Open Food Facts is a non-profit open source and open data project with a massive impact on the food and health of millions of people across the world, and we need your help to make this impact even bigger in many more parts of the world!

Open Food Facts was a participating organization for the Google Summer of Code.

Getting started

If you would like to work on Open Food Facts projects during the Google Summer of Code, make sure to join the Open Food Facts community on Slack, introduce yourself there and get familiar with the project.

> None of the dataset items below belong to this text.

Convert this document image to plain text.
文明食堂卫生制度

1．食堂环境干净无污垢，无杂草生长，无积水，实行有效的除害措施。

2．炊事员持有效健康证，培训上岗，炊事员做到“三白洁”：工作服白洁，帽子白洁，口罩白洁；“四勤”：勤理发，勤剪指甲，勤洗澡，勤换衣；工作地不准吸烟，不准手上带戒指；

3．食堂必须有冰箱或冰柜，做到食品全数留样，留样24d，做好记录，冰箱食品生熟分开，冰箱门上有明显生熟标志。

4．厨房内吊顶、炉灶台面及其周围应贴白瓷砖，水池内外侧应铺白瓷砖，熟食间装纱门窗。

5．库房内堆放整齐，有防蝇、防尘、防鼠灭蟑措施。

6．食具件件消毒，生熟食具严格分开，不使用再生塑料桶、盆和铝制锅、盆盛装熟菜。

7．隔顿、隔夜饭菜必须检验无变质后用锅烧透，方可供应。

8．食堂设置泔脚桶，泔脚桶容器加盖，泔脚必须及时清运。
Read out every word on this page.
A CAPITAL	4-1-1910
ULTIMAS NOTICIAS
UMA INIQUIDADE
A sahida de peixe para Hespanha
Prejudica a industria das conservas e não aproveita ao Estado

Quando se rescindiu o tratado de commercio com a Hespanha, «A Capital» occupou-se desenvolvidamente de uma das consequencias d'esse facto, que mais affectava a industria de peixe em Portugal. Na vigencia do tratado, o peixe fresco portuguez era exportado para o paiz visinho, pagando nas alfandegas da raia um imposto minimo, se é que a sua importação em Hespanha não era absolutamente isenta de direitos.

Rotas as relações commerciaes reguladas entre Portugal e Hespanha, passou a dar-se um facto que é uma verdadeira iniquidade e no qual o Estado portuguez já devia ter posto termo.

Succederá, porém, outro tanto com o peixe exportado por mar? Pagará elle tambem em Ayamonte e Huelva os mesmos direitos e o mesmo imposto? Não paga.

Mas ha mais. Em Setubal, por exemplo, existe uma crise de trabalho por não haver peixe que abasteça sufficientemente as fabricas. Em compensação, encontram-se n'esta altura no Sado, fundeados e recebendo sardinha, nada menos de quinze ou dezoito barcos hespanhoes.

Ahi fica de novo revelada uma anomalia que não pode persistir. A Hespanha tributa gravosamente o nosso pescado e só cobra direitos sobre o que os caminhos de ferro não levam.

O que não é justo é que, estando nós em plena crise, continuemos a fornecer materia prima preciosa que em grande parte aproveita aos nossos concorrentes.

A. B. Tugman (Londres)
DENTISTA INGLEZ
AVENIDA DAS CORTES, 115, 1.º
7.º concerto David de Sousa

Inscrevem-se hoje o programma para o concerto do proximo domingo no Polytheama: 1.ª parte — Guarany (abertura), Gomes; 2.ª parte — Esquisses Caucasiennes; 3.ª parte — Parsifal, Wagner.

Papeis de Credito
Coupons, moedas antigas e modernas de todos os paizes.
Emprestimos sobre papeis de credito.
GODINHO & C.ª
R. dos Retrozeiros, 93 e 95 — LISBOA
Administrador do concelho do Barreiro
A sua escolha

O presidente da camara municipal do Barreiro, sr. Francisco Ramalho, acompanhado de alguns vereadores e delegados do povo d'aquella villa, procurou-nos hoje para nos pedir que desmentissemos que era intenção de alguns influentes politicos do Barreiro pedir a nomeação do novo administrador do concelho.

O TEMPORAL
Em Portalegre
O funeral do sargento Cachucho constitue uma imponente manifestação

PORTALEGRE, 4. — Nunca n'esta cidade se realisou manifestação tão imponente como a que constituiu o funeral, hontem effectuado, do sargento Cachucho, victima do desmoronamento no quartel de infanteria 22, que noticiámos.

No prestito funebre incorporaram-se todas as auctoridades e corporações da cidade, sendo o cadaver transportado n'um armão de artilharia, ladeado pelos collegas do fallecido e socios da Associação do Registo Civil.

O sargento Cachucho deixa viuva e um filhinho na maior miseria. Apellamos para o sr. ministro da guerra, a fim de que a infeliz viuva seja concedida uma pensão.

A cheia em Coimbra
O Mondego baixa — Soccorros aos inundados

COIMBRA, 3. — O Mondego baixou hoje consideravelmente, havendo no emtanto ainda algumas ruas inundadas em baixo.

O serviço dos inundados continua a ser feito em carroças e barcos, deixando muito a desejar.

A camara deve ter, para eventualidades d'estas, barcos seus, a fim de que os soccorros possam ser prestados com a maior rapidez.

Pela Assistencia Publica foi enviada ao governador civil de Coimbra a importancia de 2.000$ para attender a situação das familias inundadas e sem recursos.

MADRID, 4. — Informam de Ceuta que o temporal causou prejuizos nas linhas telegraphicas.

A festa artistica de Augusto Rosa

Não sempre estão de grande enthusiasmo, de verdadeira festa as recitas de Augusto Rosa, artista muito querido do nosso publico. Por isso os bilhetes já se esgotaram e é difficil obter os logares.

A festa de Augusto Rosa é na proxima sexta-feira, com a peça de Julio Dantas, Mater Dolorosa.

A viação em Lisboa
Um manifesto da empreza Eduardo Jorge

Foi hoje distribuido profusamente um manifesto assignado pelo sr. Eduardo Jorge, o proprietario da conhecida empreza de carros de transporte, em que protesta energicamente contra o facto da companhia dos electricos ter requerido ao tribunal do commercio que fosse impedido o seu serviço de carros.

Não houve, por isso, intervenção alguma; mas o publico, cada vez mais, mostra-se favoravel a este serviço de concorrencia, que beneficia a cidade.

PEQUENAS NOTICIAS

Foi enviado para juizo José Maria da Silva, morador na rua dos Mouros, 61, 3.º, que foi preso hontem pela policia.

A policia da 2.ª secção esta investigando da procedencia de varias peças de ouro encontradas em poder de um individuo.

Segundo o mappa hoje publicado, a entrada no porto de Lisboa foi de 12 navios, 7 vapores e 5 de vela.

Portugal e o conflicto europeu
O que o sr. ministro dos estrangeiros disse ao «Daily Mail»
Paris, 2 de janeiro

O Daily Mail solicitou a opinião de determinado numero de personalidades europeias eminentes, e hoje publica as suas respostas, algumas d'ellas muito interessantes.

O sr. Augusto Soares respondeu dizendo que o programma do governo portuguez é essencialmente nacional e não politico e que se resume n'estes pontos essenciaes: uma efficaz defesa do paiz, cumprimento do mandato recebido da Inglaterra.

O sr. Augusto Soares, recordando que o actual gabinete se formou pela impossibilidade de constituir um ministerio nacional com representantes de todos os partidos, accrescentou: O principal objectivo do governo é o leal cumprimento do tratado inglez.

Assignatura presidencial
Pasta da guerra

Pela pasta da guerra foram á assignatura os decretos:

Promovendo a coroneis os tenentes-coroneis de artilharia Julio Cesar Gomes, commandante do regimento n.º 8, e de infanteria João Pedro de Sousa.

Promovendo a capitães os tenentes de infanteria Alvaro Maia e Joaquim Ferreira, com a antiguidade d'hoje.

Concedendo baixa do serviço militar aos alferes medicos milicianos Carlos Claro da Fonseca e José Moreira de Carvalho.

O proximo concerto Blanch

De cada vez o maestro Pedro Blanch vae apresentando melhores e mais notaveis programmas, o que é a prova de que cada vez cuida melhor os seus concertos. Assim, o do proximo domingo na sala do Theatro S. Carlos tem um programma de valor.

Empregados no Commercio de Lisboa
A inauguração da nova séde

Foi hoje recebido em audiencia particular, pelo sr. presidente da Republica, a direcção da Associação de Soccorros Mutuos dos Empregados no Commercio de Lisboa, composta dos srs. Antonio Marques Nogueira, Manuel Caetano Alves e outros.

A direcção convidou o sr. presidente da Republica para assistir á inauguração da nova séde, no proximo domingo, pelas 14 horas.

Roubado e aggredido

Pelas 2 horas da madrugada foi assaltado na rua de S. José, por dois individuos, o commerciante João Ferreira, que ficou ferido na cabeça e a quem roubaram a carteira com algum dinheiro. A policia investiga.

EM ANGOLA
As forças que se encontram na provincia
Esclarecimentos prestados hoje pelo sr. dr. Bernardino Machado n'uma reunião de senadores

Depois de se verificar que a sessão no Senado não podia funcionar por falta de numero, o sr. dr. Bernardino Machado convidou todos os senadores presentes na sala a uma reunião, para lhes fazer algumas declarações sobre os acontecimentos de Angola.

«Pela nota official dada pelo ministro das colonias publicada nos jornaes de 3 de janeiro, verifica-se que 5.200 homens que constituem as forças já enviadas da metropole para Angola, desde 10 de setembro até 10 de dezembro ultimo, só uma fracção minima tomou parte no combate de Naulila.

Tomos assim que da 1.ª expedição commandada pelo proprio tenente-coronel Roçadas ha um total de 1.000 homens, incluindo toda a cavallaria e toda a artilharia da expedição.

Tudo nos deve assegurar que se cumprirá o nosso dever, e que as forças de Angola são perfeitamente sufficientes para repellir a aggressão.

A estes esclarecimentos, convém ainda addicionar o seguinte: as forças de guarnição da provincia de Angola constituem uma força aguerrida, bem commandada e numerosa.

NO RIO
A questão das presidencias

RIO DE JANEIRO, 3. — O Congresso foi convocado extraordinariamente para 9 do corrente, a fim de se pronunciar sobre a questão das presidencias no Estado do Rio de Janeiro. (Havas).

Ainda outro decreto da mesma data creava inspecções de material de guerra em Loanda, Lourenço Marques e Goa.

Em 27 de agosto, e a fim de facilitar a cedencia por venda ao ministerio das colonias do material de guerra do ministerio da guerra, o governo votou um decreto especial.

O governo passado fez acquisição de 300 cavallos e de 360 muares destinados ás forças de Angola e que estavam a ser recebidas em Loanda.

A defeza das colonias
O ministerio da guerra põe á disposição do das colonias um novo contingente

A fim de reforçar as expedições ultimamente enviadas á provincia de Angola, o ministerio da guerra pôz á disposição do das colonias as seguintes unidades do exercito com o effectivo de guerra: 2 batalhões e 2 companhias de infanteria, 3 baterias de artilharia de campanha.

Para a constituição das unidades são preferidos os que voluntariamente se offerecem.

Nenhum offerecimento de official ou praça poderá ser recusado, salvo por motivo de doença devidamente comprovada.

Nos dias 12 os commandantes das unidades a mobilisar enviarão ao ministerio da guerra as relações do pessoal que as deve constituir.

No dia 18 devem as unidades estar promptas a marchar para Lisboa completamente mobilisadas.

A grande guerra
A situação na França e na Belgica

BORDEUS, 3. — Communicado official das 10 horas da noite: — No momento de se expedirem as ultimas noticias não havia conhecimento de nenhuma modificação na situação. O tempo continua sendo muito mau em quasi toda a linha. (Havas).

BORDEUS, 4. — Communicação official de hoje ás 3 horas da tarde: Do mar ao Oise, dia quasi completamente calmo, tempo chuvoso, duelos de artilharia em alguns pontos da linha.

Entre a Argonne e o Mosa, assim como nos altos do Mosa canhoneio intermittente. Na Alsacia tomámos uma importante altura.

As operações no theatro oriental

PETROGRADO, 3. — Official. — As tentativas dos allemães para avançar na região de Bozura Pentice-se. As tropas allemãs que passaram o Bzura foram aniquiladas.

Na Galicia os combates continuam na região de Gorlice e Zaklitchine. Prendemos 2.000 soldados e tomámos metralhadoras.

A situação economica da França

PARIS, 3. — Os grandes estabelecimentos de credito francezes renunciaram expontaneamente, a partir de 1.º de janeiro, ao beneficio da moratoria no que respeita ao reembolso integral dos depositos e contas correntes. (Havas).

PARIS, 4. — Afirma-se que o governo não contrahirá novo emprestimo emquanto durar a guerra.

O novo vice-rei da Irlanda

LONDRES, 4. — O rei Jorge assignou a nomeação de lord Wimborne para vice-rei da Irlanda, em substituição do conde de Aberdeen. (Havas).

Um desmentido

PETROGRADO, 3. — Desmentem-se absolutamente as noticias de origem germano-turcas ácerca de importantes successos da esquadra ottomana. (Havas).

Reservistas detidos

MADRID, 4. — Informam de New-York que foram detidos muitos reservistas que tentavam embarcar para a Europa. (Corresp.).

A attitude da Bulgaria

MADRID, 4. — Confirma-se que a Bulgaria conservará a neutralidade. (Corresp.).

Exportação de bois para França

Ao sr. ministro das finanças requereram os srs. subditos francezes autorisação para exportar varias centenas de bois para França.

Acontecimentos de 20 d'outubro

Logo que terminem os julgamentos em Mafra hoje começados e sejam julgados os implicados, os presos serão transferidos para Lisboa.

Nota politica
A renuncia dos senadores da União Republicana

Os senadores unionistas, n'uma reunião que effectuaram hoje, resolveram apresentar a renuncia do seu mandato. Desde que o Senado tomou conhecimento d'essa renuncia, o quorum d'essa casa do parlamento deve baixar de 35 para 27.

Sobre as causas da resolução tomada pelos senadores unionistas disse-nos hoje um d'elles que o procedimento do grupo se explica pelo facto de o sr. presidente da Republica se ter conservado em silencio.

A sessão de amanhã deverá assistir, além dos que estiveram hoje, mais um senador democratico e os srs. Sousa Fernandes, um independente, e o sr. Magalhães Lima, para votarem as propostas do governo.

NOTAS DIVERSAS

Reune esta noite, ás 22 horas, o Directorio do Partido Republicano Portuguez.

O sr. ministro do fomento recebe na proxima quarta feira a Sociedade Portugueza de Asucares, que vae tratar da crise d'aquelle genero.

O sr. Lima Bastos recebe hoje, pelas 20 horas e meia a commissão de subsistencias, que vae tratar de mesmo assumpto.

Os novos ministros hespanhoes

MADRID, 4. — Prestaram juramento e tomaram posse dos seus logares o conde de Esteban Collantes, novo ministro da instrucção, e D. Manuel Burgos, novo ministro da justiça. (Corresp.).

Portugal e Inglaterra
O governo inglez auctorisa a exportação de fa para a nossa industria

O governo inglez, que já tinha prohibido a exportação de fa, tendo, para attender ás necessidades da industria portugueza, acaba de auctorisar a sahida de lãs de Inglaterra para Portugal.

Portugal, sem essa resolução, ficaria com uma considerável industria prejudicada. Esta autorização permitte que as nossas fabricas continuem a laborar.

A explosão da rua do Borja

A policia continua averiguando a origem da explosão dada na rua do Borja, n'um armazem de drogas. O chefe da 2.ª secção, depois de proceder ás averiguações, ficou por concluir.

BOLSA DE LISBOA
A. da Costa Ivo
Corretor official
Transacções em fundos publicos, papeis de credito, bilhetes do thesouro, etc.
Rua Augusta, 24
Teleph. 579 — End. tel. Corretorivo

A good way to do that is to open your fridge or cupboard to find a food item to scan with our Android or iOS application. Open Food Facts works like Wikipedia. The food product may already be in the database with its data completed. If it’s present, you will get valuable information about its nutritional quality (Nutri-Score) or its level of food processing (NOVA). If it’s not present yet, please take some pictures and add it!

What we're looking for

Please note that there are likely to be more students applying than we will have places allocated by Google, so make sure you make your application is a good one. We are looking for:

  • Enthusiasm for Open Food Facts goals and its community
  • Good communication skills (as needed for good team work in an open environment)
  • Autonomy (more an entrepreneur than a trainee)
  • First experience with the tools you will need to complete the project (eg. demonstrated ability in the relevant programming language or environment)
  • Information on how you would approach the project, what time you can put into it and what you think you will be able to achieve over the GSoC period

The actual things you will accomplish during the bounding period are the best way to demostrate you meet those criteria.

Why you should candidate

Open Food Facts is, first of all, a community. We try our best to be very welcoming and inclusive.

Food is a very important topic to everybody on the planet and has a major impact on health and environment. We try to inform and help people make better choices everyday.

Open Data is also precious as it enables many re-usages for various use cases (more than 200 other projects use it). It is a precious tool to researchers (500+ citations).

Your contribution to this project will impact a lot of people.

Make some Contributions

We want to make sure that new contributors are familiar with our development workflow and with the tools involved with it. Make at least some documentation and code contribution to an Open Food Facts project (preferably related to the project you want to work on during GSoC) to demonstrate you can build the application from the source code, make changes to it, and submit a merge request in the project's GitHub repository.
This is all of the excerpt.